En outre, plusieurs témoins, ainsi que des mails et des SMS saisis au cours de l’enquête judiciaire, avaient attesté que Marine Le Pen ordonnait et supervisait le système. Elle « avait un réel pouvoir d’impulsion et de décision sur le principe du recrutement, l’affectation d’un collaborateur à l’enveloppe de tel ou tel député, les primes, et ce indépendamment du député européen auquel l’assistant parlementaire était théoriquement rattaché », écrivent les juges d’instruction.

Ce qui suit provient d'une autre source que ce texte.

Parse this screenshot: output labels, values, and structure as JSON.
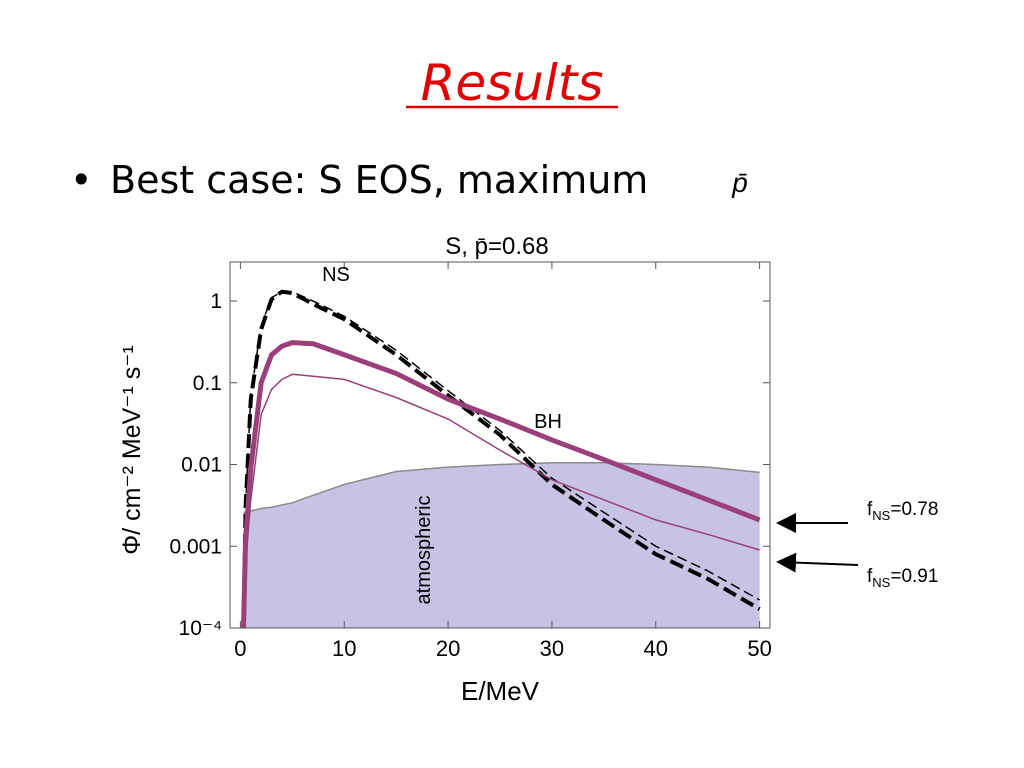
{
  "slide": {
    "title": "Results",
    "bullet": "Best case: S EOS, maximum",
    "bullet_symbol": "p̄"
  },
  "chart_data": {
    "type": "line",
    "title": "S, p̄=0.68",
    "x_label": "E/MeV",
    "y_label": "Φ/ cm⁻² MeV⁻¹ s⁻¹",
    "x": [
      0.3,
      0.5,
      1,
      2,
      3,
      4,
      5,
      7,
      10,
      15,
      20,
      25,
      30,
      35,
      40,
      45,
      50
    ],
    "series": [
      {
        "color": "#c7c3e4",
        "fill": true,
        "style": "solid",
        "width": 1.5,
        "stroke": "#8a8a8a",
        "values": [
          0.0026,
          0.0026,
          0.0027,
          0.0029,
          0.003,
          0.0032,
          0.0034,
          0.0042,
          0.0057,
          0.0082,
          0.0093,
          0.01,
          0.0105,
          0.0105,
          0.01,
          0.0093,
          0.008
        ]
      },
      {
        "color": "#000000",
        "style": "dashed",
        "width": 1.5,
        "values": [
          0.0001,
          0.003,
          0.07,
          0.5,
          1.1,
          1.3,
          1.3,
          1.0,
          0.65,
          0.25,
          0.08,
          0.026,
          0.0068,
          0.0026,
          0.001,
          0.0005,
          0.00022
        ]
      },
      {
        "color": "#000000",
        "style": "dashed",
        "width": 4,
        "values": [
          0.0001,
          0.003,
          0.063,
          0.45,
          1.05,
          1.3,
          1.25,
          0.92,
          0.6,
          0.22,
          0.07,
          0.023,
          0.0057,
          0.0021,
          0.0008,
          0.0004,
          0.00017
        ]
      },
      {
        "color": "#9a3f7a",
        "style": "solid",
        "width": 5,
        "values": [
          0.0001,
          0.0012,
          0.009,
          0.1,
          0.22,
          0.28,
          0.31,
          0.3,
          0.22,
          0.13,
          0.063,
          0.036,
          0.02,
          0.0115,
          0.0065,
          0.0037,
          0.0021
        ]
      },
      {
        "color": "#9a3f7a",
        "style": "solid",
        "width": 1.5,
        "values": [
          0.0001,
          0.0006,
          0.0037,
          0.041,
          0.083,
          0.11,
          0.127,
          0.12,
          0.11,
          0.066,
          0.036,
          0.015,
          0.0065,
          0.0037,
          0.0021,
          0.0014,
          0.0009
        ]
      }
    ],
    "log_y": true,
    "xlim": [
      -1,
      51
    ],
    "ylim": [
      0.0001,
      3
    ],
    "xticks": [
      0,
      10,
      20,
      30,
      40,
      50
    ],
    "yticks": [
      {
        "value": 0.0001,
        "label": "10⁻⁴"
      },
      0.001,
      0.01,
      0.1,
      1
    ],
    "annotations": [
      "NS",
      "BH",
      "atmospheric"
    ],
    "f_labels": [
      {
        "symbol": "f",
        "subscript": "NS",
        "value": "=0.78"
      },
      {
        "symbol": "f",
        "subscript": "NS",
        "value": "=0.91"
      }
    ]
  }
}
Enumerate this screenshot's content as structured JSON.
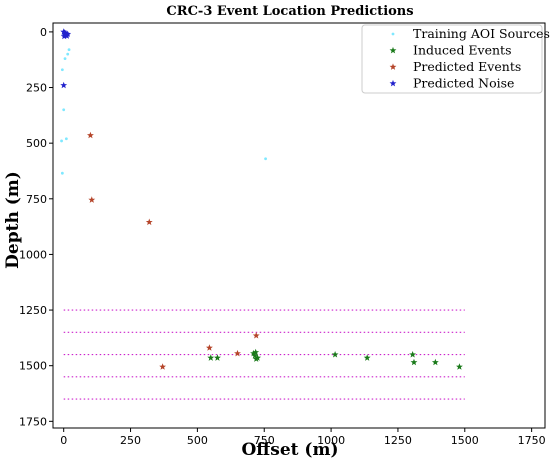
{
  "chart_data": {
    "type": "scatter",
    "title": "CRC-3 Event Location Predictions",
    "xlabel": "Offset (m)",
    "ylabel": "Depth (m)",
    "xlim": [
      -40,
      1800
    ],
    "ylim": [
      1780,
      -40
    ],
    "y_inverted": true,
    "xticks": [
      0,
      250,
      500,
      750,
      1000,
      1250,
      1500,
      1750
    ],
    "yticks": [
      0,
      250,
      500,
      750,
      1000,
      1250,
      1500,
      1750
    ],
    "grid": false,
    "legend_position": "top-right",
    "colors": {
      "training": "#7fe8ff",
      "induced": "#1a7a1a",
      "predicted_events": "#b5452a",
      "predicted_noise": "#2222cc",
      "reference_lines": "#cc22cc"
    },
    "series": [
      {
        "key": "training",
        "name": "Training AOI Sources",
        "marker": "dot",
        "points": [
          [
            3,
            0
          ],
          [
            0,
            10
          ],
          [
            -5,
            170
          ],
          [
            5,
            120
          ],
          [
            15,
            100
          ],
          [
            20,
            80
          ],
          [
            0,
            350
          ],
          [
            -8,
            490
          ],
          [
            10,
            480
          ],
          [
            755,
            570
          ],
          [
            -5,
            635
          ]
        ]
      },
      {
        "key": "induced",
        "name": "Induced Events",
        "marker": "star",
        "points": [
          [
            550,
            1465
          ],
          [
            575,
            1465
          ],
          [
            710,
            1445
          ],
          [
            715,
            1455
          ],
          [
            720,
            1470
          ],
          [
            725,
            1465
          ],
          [
            718,
            1440
          ],
          [
            1015,
            1450
          ],
          [
            1135,
            1465
          ],
          [
            1305,
            1450
          ],
          [
            1310,
            1485
          ],
          [
            1390,
            1485
          ],
          [
            1480,
            1505
          ]
        ]
      },
      {
        "key": "predicted_events",
        "name": "Predicted Events",
        "marker": "star",
        "points": [
          [
            100,
            465
          ],
          [
            105,
            755
          ],
          [
            320,
            855
          ],
          [
            370,
            1505
          ],
          [
            545,
            1420
          ],
          [
            650,
            1445
          ],
          [
            720,
            1365
          ]
        ]
      },
      {
        "key": "predicted_noise",
        "name": "Predicted Noise",
        "marker": "star",
        "points": [
          [
            0,
            0
          ],
          [
            4,
            4
          ],
          [
            8,
            8
          ],
          [
            10,
            12
          ],
          [
            12,
            18
          ],
          [
            6,
            15
          ],
          [
            2,
            20
          ],
          [
            15,
            10
          ],
          [
            0,
            240
          ]
        ]
      }
    ],
    "reference_lines": [
      1250,
      1350,
      1450,
      1550,
      1650
    ],
    "reference_line_x_range": [
      0,
      1500
    ]
  }
}
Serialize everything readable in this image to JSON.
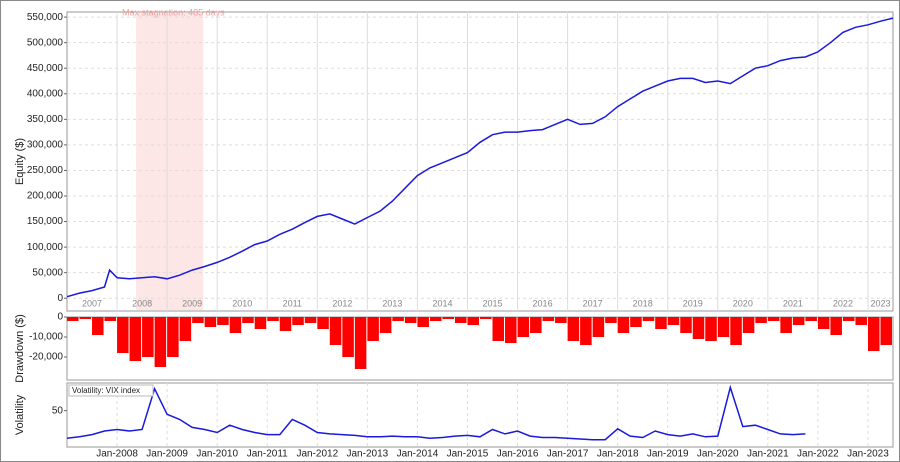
{
  "chart_data": [
    {
      "type": "line",
      "y_label": "Equity ($)",
      "color": "#1a1adc",
      "annotation": {
        "label": "Max stagnation: 485 days",
        "start": 2008.38,
        "end": 2009.72,
        "color": "#fde6e6"
      },
      "xlim": [
        2007,
        2023.5
      ],
      "xticks": [
        2007,
        2008,
        2009,
        2010,
        2011,
        2012,
        2013,
        2014,
        2015,
        2016,
        2017,
        2018,
        2019,
        2020,
        2021,
        2022,
        2023
      ],
      "ylim": [
        -25000,
        560000
      ],
      "yticks": [
        0,
        {
          "value": 50000,
          "label": "50,000"
        },
        {
          "value": 100000,
          "label": "100,000"
        },
        {
          "value": 150000,
          "label": "150,000"
        },
        {
          "value": 200000,
          "label": "200,000"
        },
        {
          "value": 250000,
          "label": "250,000"
        },
        {
          "value": 300000,
          "label": "300,000"
        },
        {
          "value": 350000,
          "label": "350,000"
        },
        {
          "value": 400000,
          "label": "400,000"
        },
        {
          "value": 450000,
          "label": "450,000"
        },
        {
          "value": 500000,
          "label": "500,000"
        },
        {
          "value": 550000,
          "label": "550,000"
        }
      ],
      "grid": true,
      "x": [
        2007,
        2007.25,
        2007.5,
        2007.75,
        2007.85,
        2008,
        2008.25,
        2008.5,
        2008.75,
        2009,
        2009.25,
        2009.5,
        2009.75,
        2010,
        2010.25,
        2010.5,
        2010.75,
        2011,
        2011.25,
        2011.5,
        2011.75,
        2012,
        2012.25,
        2012.5,
        2012.75,
        2013,
        2013.25,
        2013.5,
        2013.75,
        2014,
        2014.25,
        2014.5,
        2014.75,
        2015,
        2015.25,
        2015.5,
        2015.75,
        2016,
        2016.25,
        2016.5,
        2016.75,
        2017,
        2017.25,
        2017.5,
        2017.75,
        2018,
        2018.25,
        2018.5,
        2018.75,
        2019,
        2019.25,
        2019.5,
        2019.75,
        2020,
        2020.25,
        2020.5,
        2020.75,
        2021,
        2021.25,
        2021.5,
        2021.75,
        2022,
        2022.25,
        2022.5,
        2022.75,
        2023,
        2023.25,
        2023.5
      ],
      "values": [
        3000,
        10000,
        15000,
        22000,
        55000,
        40000,
        38000,
        40000,
        42000,
        38000,
        45000,
        55000,
        62000,
        70000,
        80000,
        92000,
        105000,
        112000,
        125000,
        135000,
        148000,
        160000,
        165000,
        155000,
        145000,
        158000,
        170000,
        190000,
        215000,
        240000,
        255000,
        265000,
        275000,
        285000,
        305000,
        320000,
        325000,
        325000,
        328000,
        330000,
        340000,
        350000,
        340000,
        342000,
        355000,
        375000,
        390000,
        405000,
        415000,
        425000,
        430000,
        430000,
        422000,
        425000,
        420000,
        435000,
        450000,
        455000,
        465000,
        470000,
        472000,
        482000,
        500000,
        520000,
        530000,
        535000,
        542000,
        548000
      ]
    },
    {
      "type": "bar",
      "y_label": "Drawdown ($)",
      "color": "#ff0000",
      "xlim": [
        2007,
        2023.5
      ],
      "bar_width": 0.25,
      "ylim": [
        -31500,
        0
      ],
      "yticks": [
        0,
        {
          "value": -10000,
          "label": "-10,000"
        },
        {
          "value": -20000,
          "label": "-20,000"
        }
      ],
      "x": [
        2007,
        2007.25,
        2007.5,
        2007.75,
        2008,
        2008.25,
        2008.5,
        2008.75,
        2009,
        2009.25,
        2009.5,
        2009.75,
        2010,
        2010.25,
        2010.5,
        2010.75,
        2011,
        2011.25,
        2011.5,
        2011.75,
        2012,
        2012.25,
        2012.5,
        2012.75,
        2013,
        2013.25,
        2013.5,
        2013.75,
        2014,
        2014.25,
        2014.5,
        2014.75,
        2015,
        2015.25,
        2015.5,
        2015.75,
        2016,
        2016.25,
        2016.5,
        2016.75,
        2017,
        2017.25,
        2017.5,
        2017.75,
        2018,
        2018.25,
        2018.5,
        2018.75,
        2019,
        2019.25,
        2019.5,
        2019.75,
        2020,
        2020.25,
        2020.5,
        2020.75,
        2021,
        2021.25,
        2021.5,
        2021.75,
        2022,
        2022.25,
        2022.5,
        2022.75,
        2023,
        2023.25
      ],
      "values": [
        -2000,
        -1000,
        -9000,
        -2000,
        -18000,
        -22000,
        -20000,
        -25000,
        -20000,
        -12000,
        -3000,
        -5000,
        -4000,
        -8000,
        -3000,
        -6000,
        -2000,
        -7000,
        -4000,
        -3000,
        -6000,
        -14000,
        -20000,
        -26000,
        -12000,
        -8000,
        -2000,
        -3000,
        -5000,
        -2000,
        -1000,
        -3000,
        -4000,
        -1000,
        -12000,
        -13000,
        -10000,
        -8000,
        -2000,
        -3000,
        -12000,
        -14000,
        -10000,
        -3000,
        -8000,
        -5000,
        -2000,
        -6000,
        -4000,
        -8000,
        -11000,
        -12000,
        -10000,
        -14000,
        -8000,
        -3000,
        -2000,
        -8000,
        -4000,
        -2000,
        -6000,
        -9000,
        -2000,
        -4000,
        -17000,
        -14000
      ]
    },
    {
      "type": "line",
      "y_label": "Volatility",
      "xlim": [
        2007,
        2023.5
      ],
      "xticks": [
        {
          "value": 2008,
          "label": "Jan-2008"
        },
        {
          "value": 2009,
          "label": "Jan-2009"
        },
        {
          "value": 2010,
          "label": "Jan-2010"
        },
        {
          "value": 2011,
          "label": "Jan-2011"
        },
        {
          "value": 2012,
          "label": "Jan-2012"
        },
        {
          "value": 2013,
          "label": "Jan-2013"
        },
        {
          "value": 2014,
          "label": "Jan-2014"
        },
        {
          "value": 2015,
          "label": "Jan-2015"
        },
        {
          "value": 2016,
          "label": "Jan-2016"
        },
        {
          "value": 2017,
          "label": "Jan-2017"
        },
        {
          "value": 2018,
          "label": "Jan-2018"
        },
        {
          "value": 2019,
          "label": "Jan-2019"
        },
        {
          "value": 2020,
          "label": "Jan-2020"
        },
        {
          "value": 2021,
          "label": "Jan-2021"
        },
        {
          "value": 2022,
          "label": "Jan-2022"
        },
        {
          "value": 2023,
          "label": "Jan-2023"
        }
      ],
      "ylim": [
        0,
        88
      ],
      "yticks": [
        50
      ],
      "x": [
        2007,
        2007.25,
        2007.5,
        2007.75,
        2008,
        2008.25,
        2008.5,
        2008.75,
        2009,
        2009.25,
        2009.5,
        2009.75,
        2010,
        2010.25,
        2010.5,
        2010.75,
        2011,
        2011.25,
        2011.5,
        2011.75,
        2012,
        2012.25,
        2012.5,
        2012.75,
        2013,
        2013.25,
        2013.5,
        2013.75,
        2014,
        2014.25,
        2014.5,
        2014.75,
        2015,
        2015.25,
        2015.5,
        2015.75,
        2016,
        2016.25,
        2016.5,
        2016.75,
        2017,
        2017.25,
        2017.5,
        2017.75,
        2018,
        2018.25,
        2018.5,
        2018.75,
        2019,
        2019.25,
        2019.5,
        2019.75,
        2020,
        2020.25,
        2020.5,
        2020.75,
        2021,
        2021.25,
        2021.5,
        2021.75
      ],
      "series": [
        {
          "name": "Volatility: VIX index",
          "color": "#1a1adc",
          "values": [
            12,
            14,
            17,
            22,
            24,
            22,
            24,
            80,
            45,
            38,
            27,
            24,
            20,
            30,
            24,
            20,
            17,
            17,
            38,
            30,
            20,
            18,
            17,
            16,
            14,
            14,
            15,
            14,
            14,
            12,
            13,
            15,
            16,
            14,
            24,
            18,
            22,
            15,
            13,
            13,
            12,
            11,
            10,
            10,
            25,
            15,
            13,
            22,
            17,
            15,
            18,
            14,
            15,
            82,
            28,
            30,
            24,
            18,
            17,
            18
          ]
        }
      ]
    }
  ]
}
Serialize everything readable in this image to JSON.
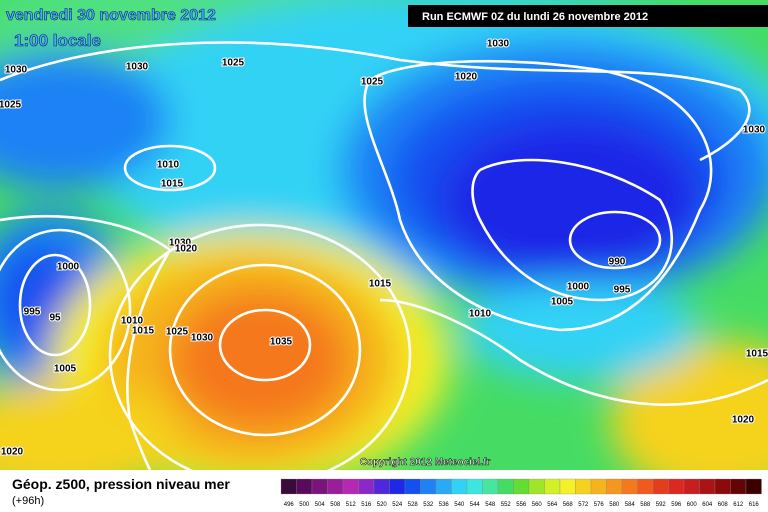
{
  "header": {
    "date": "vendredi 30 novembre 2012",
    "time": "1:00 locale",
    "run": "Run ECMWF 0Z du lundi 26 novembre 2012"
  },
  "copyright": "Copyright 2012 Meteociel.fr",
  "footer": {
    "title": "Géop. z500, pression niveau mer",
    "subtitle": "(+96h)"
  },
  "isobar_labels": [
    "1030",
    "1025",
    "1030",
    "1020",
    "1025",
    "1030",
    "1025",
    "1030",
    "1010",
    "1015",
    "1000",
    "1030",
    "1020",
    "995",
    "95",
    "1010",
    "1015",
    "1025",
    "1030",
    "1035",
    "1005",
    "1020",
    "1015",
    "1010",
    "990",
    "1000",
    "995",
    "1005",
    "1015",
    "1020"
  ],
  "legend": {
    "labels": [
      496,
      500,
      504,
      508,
      512,
      516,
      520,
      524,
      528,
      532,
      536,
      540,
      544,
      548,
      552,
      556,
      560,
      564,
      568,
      572,
      576,
      580,
      584,
      588,
      592,
      596,
      600,
      604,
      608,
      612,
      616
    ],
    "colors": [
      "#3a0a3a",
      "#5a0a5a",
      "#7a147a",
      "#9a1e9a",
      "#b428b4",
      "#8c28c8",
      "#5028dc",
      "#1e28e6",
      "#1450f0",
      "#1e82f5",
      "#28aaf5",
      "#32d2f5",
      "#3ce6dc",
      "#46e6a0",
      "#46dc64",
      "#64dc32",
      "#a0e628",
      "#d2f028",
      "#f5f028",
      "#f5d21e",
      "#f5b41e",
      "#f5961e",
      "#f5781e",
      "#f05a1e",
      "#e63c1e",
      "#dc281e",
      "#c81e1e",
      "#aa1414",
      "#8c0a0a",
      "#640505",
      "#3c0000"
    ]
  }
}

Certains témoins précisant par ailleurs que l’ex-présidente du RN était « la décisionnaire principale in fine », et qu’elle « supervisait l’utilisation des crédits ».

Dès 2009, elle a ainsi demandé à un responsable du parti de rationaliser la gestion des enveloppes des assistant·es parlementaires. Et en 2014, le trésorier du parti lui adressait le courriel suivant : « Dans les années à venir et dans tous les cas de figure, nous ne nous en sortirons que si nous faisons des économies importantes grâce au Parlement européen et si nous obtenons des reversements supplémentaires. »

Pour sa défense, le RN, qui conteste depuis le début de l’affaire tout emploi fictif et tout système frauduleux, a régulièrement brandi le spectre d’un « complot politique » et de « règlements de comptes ». Adoptant elle aussi une défense très politique et assez agressive, Marine Le Pen avait pourfendu pendant le procès le travail des enquêteurs et des juges d’instruction, en réfutant avec force l’existence d’un système frauduleux au sein de son parti.

La fille de Jean-Marie Le Pen avait répété que les assistant·es parlementaires du FN puis du RN avaient été « mutualisés », et pouvaient effectuer plusieurs tâches à la fois en toute légalité. Sentant que les débats ne lui étaient pas favorables, l’ancienne présidente du RN avait déjà mis en doute l’issue d’un procès, qu’elle trouvait injuste. « J’ai le sentiment que tout ce qui est dit à décharge est écarté comme une gêne. Ça m’a un peu déstabilisée », déclarait-elle le 5 novembre, à la fin des débats.